The following code snippet shows how to use these functions:

#include <nix.hpp>
#include <boost/optional/optional_io.hpp> // only needed for << operator on optionals

void main() {
    // 1. Open file, block, and multitag
    nix::File file = nix::File::open("multiple_regions.nix", nix::FileMode::ReadOnly);
    nix::Block block = file.getBlock("demo block");

    if (!block.hasMultiTag("stimulus regions"))
        return;
    nix::MultiTag stimRegionsTag = block.getMultiTag("stimulus regions");
    nix::DataArray responseArray = stimRegionsTag.getReference(0);
    SampledDimension dim = responseArray.getDimension(1).asSampledDimension();

    // 2. Walk through the tagged segments
    for (size_t i = 0; i < stimRegionsTag.positions().dataExtent()[0]; ++i) {
        // 3. get the data
        nix::DataView slice = stimRegionsTag.retrieveData(i, 0);
        std::vector<double> data;
        slice.getData(data);

        // 4. get the time-axis and print out the data
        std::vector<double> time = dim.axis(slice.dataExtent()[0]);

        std::cerr << "*** Region: " << i << std::endl;
        std::cerr << dim.label() << "\t" << responseArray.label() << std::endl;
        std::cerr << dim.unit() << "\t" << responseArray.unit() << std::endl;
        for (size_t i = 0; i < data.size(); ++i) {
            std::cerr << time[i] << "\t" << data[i] << std::endl;
        }
    }
    file.close();
    return 0;
}

Analogously, the feature data attached to the Tag or MultiTag can be obtained using the Tag::retrieveFeatureData() methods.

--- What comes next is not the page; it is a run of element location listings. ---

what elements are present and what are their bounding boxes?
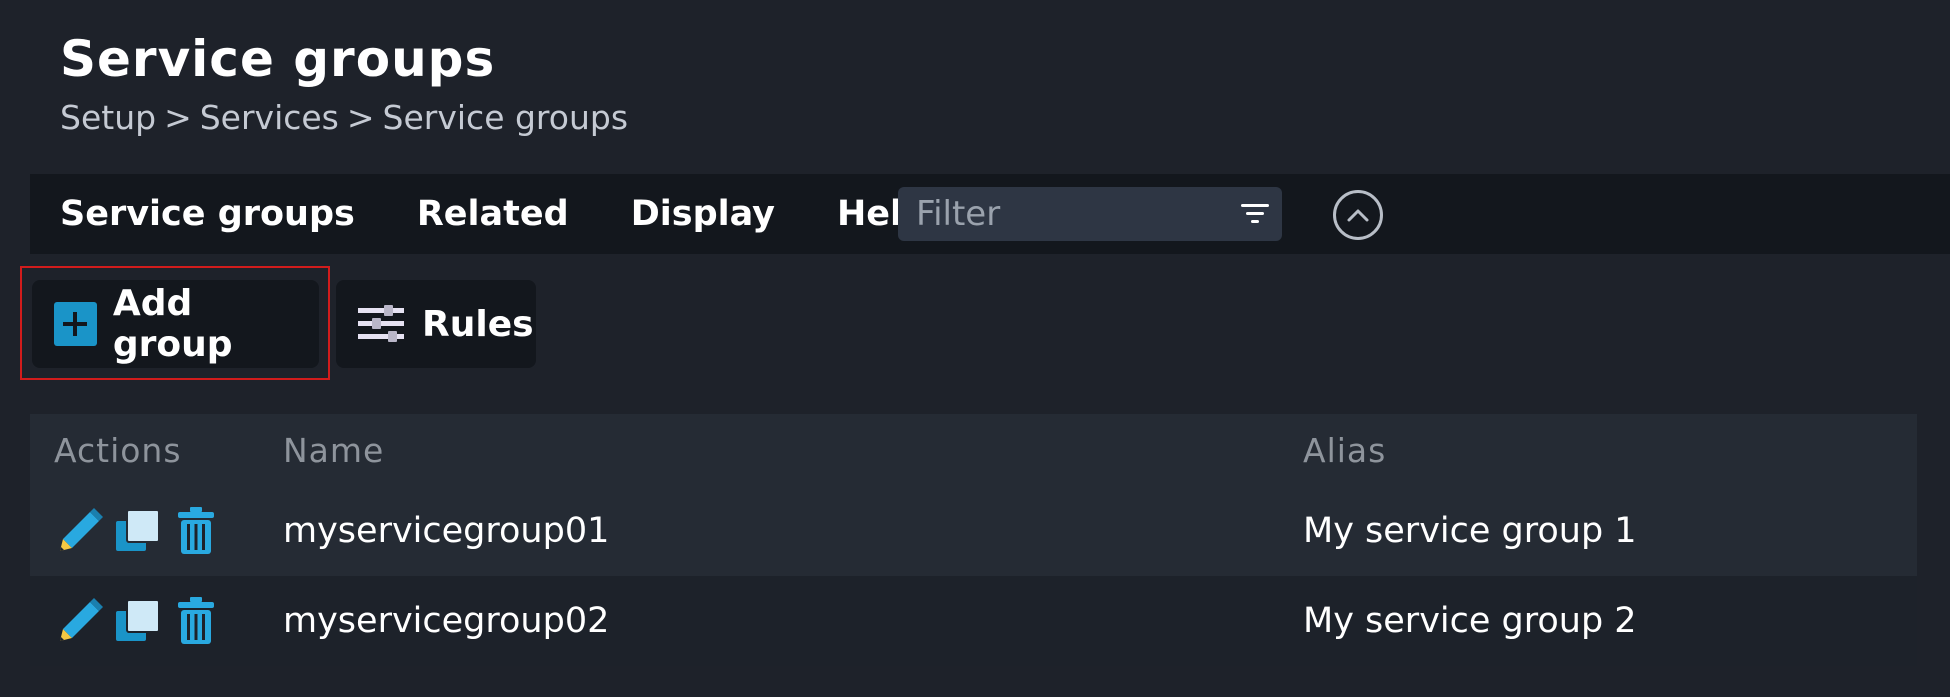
rules-label: Rules	[422, 303, 534, 345]
add-group-button[interactable]: Add group	[32, 280, 319, 368]
rules-icon	[358, 305, 404, 342]
plus-icon	[54, 302, 97, 346]
cell-name: myservicegroup02	[283, 601, 610, 641]
cell-alias: My service group 2	[1303, 601, 1637, 641]
menu-display[interactable]: Display	[631, 194, 775, 234]
page-title: Service groups	[60, 30, 496, 88]
breadcrumb-service-groups[interactable]: Service groups	[383, 98, 629, 137]
service-groups-table: Actions Name Alias myservicegroup01 My s…	[30, 414, 1917, 666]
column-header-actions: Actions	[54, 430, 182, 470]
menu-service-groups[interactable]: Service groups	[60, 194, 355, 234]
filter-box	[898, 187, 1282, 241]
chevron-up-icon	[1347, 209, 1369, 222]
clone-icon[interactable]	[112, 505, 164, 557]
rules-button[interactable]: Rules	[336, 280, 536, 368]
breadcrumb-separator: >	[346, 98, 375, 137]
menu-related[interactable]: Related	[417, 194, 569, 234]
row-actions	[30, 595, 283, 647]
page: Service groups Setup > Services > Service gr…	[0, 0, 1950, 697]
delete-trash-icon[interactable]	[170, 505, 222, 557]
breadcrumb-setup[interactable]: Setup	[60, 98, 156, 137]
breadcrumb: Setup > Services > Service groups	[60, 98, 628, 137]
delete-trash-icon[interactable]	[170, 595, 222, 647]
collapse-toggle-button[interactable]	[1333, 190, 1383, 240]
column-header-name[interactable]: Name	[283, 431, 1303, 470]
breadcrumb-services[interactable]: Services	[200, 98, 339, 137]
filter-icon[interactable]	[1240, 200, 1270, 228]
row-actions	[30, 505, 283, 557]
table-header: Actions Name Alias	[30, 414, 1917, 486]
edit-pencil-icon[interactable]	[54, 595, 106, 647]
table-row: myservicegroup02 My service group 2	[30, 576, 1917, 666]
breadcrumb-separator: >	[164, 98, 192, 137]
edit-pencil-icon[interactable]	[54, 505, 106, 557]
filter-input[interactable]	[898, 187, 1228, 241]
clone-icon[interactable]	[112, 595, 164, 647]
table-row: myservicegroup01 My service group 1	[30, 486, 1917, 576]
add-group-label: Add group	[112, 283, 233, 365]
cell-name: myservicegroup01	[283, 511, 610, 551]
cell-alias: My service group 1	[1303, 511, 1637, 551]
column-header-alias[interactable]: Alias	[1303, 431, 1917, 470]
menu-bar: Service groups Related Display Help	[30, 174, 1950, 254]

Note: 1. With the next release (1.4.2) it will be possible to retrieve the data of multiple slices with one call which allows for some optimizations and yields higher performance. 2. When one of the DataArray dimensions is a RangeDimension this method is not optimal. In order to find the correct indices, all ticks of the respective dimension has to be read first. Manual access of the data might yield better performance.